Trump's explanation implies that his tweets would have intimidated Comey into telling the truth instead of fabricating the details of their interactions. However, Trump also accused Comey of lying under oath and leaking information, and offered to provide sworn testimony to disprove allegations that he had attempted to obstruct justice. Comey's memos and testimony about his interactions with the president were damning; the former FBI director said that Trump had routinely demanded his loyalty, encouraged him to stop investigating Michael Flynn, and asked Comey to help him clear up his public image.
Back in May, shortly after Comey was fired, Trump tweeted that Comey "better hope that there are no 'tapes' of our conversations before he starts leaking to the press!" However, according to Comey's testimony before the Senate Intelligence Committee earlier this month, this tweet actually pushed him to publish his memos, in which he documented multiple one-on-one interactions with Trump. During the Senate Intelligence Committee hearing, Comey added that he hoped there were tapes, and he encouraged the president to release them if they existed.
On Thursday, Trump tweeted, "I did not make, and do not have, any such recordings."
...whether there are "tapes" or recordings of my conversations with James Comey, but I did not make, and do not have, any such recordings.— Donald J. Trump (@realDonaldTrump) June 22, 2017
In his interview with Earhardt, Trump reiterated his allegations about the Obama administration's "unmasking and surveillance," though it is unclear that he was trying to imply.
"Well I didn't tape him," Trump told Earhardt. "You never know what's happening when you see that the Obama administration, and perhaps longer than that, was doing all of this unmasking and surveillance. And you read all about it and I've been reading about it for the last couple of months about the seriousness and horrible situation with surveillance all over the place."

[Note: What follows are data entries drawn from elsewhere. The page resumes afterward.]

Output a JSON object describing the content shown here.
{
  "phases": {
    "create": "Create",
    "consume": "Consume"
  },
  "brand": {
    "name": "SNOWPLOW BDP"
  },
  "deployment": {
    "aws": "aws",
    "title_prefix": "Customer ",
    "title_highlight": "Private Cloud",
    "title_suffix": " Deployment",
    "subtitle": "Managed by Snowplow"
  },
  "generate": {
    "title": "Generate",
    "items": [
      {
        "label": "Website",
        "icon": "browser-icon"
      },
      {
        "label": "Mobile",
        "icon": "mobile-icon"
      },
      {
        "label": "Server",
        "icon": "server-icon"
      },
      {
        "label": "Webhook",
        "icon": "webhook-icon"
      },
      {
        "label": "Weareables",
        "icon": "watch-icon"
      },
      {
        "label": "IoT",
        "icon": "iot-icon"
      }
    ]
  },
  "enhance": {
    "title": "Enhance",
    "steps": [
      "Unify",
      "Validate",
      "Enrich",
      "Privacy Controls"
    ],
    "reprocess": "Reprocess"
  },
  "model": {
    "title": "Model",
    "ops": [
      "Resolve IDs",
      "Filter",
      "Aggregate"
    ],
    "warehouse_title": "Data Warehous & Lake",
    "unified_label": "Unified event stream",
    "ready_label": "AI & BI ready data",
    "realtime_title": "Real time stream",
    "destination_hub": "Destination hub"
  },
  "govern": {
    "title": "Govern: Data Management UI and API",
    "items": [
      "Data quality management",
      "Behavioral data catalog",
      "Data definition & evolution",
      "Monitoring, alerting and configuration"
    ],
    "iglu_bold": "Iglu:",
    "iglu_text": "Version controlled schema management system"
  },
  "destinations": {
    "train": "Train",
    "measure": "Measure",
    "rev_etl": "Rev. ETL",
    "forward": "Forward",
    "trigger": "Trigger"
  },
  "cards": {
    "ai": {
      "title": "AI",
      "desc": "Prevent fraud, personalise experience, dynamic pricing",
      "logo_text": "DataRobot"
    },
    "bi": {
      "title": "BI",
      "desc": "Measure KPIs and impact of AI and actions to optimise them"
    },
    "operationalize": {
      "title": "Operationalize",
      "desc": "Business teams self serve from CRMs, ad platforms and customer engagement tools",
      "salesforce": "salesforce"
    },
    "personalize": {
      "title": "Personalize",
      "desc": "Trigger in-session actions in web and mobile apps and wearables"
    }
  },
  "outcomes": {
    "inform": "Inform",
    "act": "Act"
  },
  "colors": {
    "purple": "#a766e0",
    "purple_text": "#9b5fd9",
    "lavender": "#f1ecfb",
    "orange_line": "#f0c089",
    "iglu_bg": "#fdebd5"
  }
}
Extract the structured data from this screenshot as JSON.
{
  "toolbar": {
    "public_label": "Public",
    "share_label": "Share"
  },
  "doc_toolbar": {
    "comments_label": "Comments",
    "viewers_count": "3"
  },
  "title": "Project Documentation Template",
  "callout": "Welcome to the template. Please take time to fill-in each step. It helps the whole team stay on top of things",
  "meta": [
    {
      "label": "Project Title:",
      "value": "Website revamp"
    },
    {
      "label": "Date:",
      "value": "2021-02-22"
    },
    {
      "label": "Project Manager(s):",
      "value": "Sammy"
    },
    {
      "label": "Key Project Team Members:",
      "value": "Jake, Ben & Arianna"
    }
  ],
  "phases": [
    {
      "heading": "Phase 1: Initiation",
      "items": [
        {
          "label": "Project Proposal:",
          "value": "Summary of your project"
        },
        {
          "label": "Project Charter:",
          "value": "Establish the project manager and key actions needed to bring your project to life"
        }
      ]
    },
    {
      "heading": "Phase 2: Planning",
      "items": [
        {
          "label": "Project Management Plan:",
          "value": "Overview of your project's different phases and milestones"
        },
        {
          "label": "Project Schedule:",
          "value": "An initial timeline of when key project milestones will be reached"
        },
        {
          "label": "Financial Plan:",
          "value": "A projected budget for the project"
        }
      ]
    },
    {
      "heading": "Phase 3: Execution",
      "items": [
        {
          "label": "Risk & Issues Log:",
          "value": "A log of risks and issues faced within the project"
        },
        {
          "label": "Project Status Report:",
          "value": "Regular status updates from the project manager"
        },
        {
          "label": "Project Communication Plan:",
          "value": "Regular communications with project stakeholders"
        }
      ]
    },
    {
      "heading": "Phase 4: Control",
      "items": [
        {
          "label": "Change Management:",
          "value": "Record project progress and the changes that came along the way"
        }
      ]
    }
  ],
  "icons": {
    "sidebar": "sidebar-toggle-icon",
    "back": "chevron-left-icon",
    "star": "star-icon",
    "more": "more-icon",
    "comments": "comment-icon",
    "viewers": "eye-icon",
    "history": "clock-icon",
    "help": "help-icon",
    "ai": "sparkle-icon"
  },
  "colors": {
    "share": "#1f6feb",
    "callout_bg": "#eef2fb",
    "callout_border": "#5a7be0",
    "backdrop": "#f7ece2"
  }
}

Trump concluded by maintaining that he had never changed his story, and that his "story was always the truth." It is difficult to understand what Trump was trying to argue, but Earhardt suggested that Trump's strategy was "smart."
“It wasn’t stupid, I can tell you that,” Trump replied. “You never know what’s out there but I didn’t tape and I don’t have any tapes.”
It is unclear what link Trump was trying to create between his tweet about having tapes and the Obama administration's alleged unmasking of Trump campaign officials. Trump previously claimed that former President Barack Obama wiretapped him, an allegation that led Comey to describe Trump as “outside the realm of normal."